Gwinns Problem war, wenn sie fit blieb, nie die Konstanz. In dieser Saison hat sie dennoch hin und wieder Schwierigkeiten. Ihr Fehler zum 1:2 am Mittwochabend war untypisch für sie. Auch in der Bundesliga wirkt sie manchmal unkonzentriert.
Die Qualitätsprobleme zeigen sich in den letzten Jahren auch immer wieder in der Nationalelf. Seit der Goldmedaille bei Olympia im Jahr 2016 gab es keinen großen Titel mehr für Deutschland. Lange profitierte man von den Ausläufern der letzten wirklich starken Generation. Dann zeigten sich die Folgen der frühen 2010er Jahre, in denen man es verpasst hatte, den Grundstein für die Zukunft zu legen.
Deutschland und die Spätfolgen der 2010er Jahre
Von unten kommen jetzt einige Spielerinnen in Deutschland nach, aber der Wiederaufstieg wird viel Zeit und vor allem Investitionen in Strukturen und Entwicklung benötigen. In anderen Ländern wurde damit deutlich früher und energischer begonnen, während man sich hierzulande auf alten Erfolgen ausruhte.
Wolfsburg und Bayern brauchen deutsche Spielerinnen, die man mit dem Standortvorteil an sich binden kann, um die Qualität der Kader zu erhöhen.
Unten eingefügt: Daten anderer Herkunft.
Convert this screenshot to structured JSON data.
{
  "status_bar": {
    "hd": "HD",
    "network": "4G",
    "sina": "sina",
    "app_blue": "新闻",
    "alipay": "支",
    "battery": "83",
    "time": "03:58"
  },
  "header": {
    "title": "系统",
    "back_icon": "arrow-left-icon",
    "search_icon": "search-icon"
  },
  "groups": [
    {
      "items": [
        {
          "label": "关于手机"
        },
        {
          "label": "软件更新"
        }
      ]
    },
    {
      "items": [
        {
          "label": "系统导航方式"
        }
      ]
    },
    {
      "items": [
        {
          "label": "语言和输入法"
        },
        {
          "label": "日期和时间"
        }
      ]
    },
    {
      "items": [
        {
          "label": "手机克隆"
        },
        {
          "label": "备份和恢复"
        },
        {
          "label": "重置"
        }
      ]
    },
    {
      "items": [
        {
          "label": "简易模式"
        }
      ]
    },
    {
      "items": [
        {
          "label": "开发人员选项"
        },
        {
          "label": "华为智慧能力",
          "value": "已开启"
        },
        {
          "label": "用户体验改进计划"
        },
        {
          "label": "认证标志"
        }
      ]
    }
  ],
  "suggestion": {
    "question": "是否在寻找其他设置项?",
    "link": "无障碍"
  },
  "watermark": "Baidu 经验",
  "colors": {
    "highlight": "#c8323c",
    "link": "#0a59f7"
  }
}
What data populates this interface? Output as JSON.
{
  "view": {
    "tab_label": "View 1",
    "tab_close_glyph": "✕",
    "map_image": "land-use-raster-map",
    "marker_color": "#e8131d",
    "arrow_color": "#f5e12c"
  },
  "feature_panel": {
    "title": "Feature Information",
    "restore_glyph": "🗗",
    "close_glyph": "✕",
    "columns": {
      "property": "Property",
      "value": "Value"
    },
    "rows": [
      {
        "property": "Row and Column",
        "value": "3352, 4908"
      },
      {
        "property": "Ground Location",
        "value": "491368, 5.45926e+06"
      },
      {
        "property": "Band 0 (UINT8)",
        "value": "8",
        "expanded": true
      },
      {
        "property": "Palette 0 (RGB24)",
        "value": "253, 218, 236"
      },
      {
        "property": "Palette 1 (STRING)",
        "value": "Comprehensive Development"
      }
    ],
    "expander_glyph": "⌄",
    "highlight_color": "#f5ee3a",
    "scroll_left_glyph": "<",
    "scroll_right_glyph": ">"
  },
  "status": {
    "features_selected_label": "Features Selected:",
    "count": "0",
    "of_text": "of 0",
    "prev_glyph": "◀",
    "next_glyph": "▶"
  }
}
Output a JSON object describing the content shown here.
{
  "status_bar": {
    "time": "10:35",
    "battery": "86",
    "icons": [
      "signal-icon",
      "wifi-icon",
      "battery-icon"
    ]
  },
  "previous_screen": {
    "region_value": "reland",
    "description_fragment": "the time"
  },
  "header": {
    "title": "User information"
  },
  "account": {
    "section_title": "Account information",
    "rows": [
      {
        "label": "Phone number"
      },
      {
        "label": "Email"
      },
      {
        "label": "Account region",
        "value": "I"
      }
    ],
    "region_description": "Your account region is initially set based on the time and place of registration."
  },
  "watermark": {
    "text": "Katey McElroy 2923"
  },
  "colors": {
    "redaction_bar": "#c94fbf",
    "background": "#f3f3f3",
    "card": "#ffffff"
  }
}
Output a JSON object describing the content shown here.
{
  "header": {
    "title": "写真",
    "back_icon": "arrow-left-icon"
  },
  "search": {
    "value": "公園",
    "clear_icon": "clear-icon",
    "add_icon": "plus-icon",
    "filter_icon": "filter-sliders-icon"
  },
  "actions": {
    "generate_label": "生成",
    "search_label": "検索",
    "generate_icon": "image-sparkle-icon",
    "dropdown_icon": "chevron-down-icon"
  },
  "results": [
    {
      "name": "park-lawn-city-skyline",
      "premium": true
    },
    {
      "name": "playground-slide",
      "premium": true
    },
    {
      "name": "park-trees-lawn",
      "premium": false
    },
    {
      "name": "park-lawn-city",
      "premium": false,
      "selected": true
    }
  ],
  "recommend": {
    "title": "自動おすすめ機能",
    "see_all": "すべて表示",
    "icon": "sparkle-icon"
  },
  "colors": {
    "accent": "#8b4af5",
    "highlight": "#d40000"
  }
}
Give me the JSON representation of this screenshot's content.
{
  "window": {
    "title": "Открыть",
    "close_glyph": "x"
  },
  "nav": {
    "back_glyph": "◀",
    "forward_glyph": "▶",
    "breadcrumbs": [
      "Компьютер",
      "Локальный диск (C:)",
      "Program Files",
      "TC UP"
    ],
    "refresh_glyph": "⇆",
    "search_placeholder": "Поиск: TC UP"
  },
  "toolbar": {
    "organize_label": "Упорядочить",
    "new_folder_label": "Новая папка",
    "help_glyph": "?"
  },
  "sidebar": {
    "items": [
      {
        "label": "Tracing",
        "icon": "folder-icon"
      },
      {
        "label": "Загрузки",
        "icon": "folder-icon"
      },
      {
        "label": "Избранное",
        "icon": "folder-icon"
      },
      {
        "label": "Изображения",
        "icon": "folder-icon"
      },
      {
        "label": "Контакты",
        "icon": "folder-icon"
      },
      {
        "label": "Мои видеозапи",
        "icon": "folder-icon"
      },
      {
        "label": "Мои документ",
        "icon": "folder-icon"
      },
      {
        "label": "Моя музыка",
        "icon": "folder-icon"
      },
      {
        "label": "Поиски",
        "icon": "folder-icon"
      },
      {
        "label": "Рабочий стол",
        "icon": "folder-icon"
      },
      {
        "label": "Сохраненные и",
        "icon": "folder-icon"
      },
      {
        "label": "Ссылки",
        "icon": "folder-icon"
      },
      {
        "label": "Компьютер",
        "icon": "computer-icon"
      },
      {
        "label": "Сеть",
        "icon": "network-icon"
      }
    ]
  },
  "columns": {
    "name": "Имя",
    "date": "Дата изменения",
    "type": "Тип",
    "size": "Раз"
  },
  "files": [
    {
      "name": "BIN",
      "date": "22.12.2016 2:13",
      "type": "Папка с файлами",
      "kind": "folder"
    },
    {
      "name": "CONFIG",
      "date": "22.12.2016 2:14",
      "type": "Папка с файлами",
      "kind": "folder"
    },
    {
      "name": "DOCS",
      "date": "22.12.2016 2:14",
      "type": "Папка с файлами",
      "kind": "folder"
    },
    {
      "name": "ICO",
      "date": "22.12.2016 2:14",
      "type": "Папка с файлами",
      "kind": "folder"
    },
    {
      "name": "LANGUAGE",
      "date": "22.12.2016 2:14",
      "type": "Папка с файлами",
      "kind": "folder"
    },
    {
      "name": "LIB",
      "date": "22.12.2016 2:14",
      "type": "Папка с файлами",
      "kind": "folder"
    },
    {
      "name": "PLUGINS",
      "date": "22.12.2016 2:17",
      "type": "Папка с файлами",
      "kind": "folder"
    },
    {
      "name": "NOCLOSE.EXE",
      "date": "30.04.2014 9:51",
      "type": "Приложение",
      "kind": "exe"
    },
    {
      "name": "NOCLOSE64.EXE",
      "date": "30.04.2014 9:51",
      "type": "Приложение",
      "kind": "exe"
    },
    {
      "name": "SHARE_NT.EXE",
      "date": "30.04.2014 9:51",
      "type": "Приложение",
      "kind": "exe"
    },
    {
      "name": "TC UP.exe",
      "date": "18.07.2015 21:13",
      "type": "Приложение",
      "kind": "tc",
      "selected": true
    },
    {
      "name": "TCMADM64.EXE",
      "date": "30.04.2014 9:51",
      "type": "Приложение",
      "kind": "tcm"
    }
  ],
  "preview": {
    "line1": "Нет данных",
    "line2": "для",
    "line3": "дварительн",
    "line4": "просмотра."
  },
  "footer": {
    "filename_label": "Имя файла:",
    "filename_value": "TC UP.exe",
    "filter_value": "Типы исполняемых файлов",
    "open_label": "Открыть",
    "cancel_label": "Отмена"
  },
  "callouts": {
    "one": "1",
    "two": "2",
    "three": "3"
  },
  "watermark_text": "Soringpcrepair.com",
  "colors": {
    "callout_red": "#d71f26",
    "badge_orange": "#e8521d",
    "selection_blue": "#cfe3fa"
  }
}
Um nicht zu Ausbildungsvereinen für die europäische Elite zu verkommen, gibt es letztlich aber nur einen Weg: Dass VW und der FC Bayern mehr Geld investieren als bisher. Gerade in München betont man gern die Wertschätzung für die Frauen. Bei der Bereitschaft, die gute sportliche Arbeit mit etwas mehr Mitteln zu unterstützen, hört diese aber offenkundig auf.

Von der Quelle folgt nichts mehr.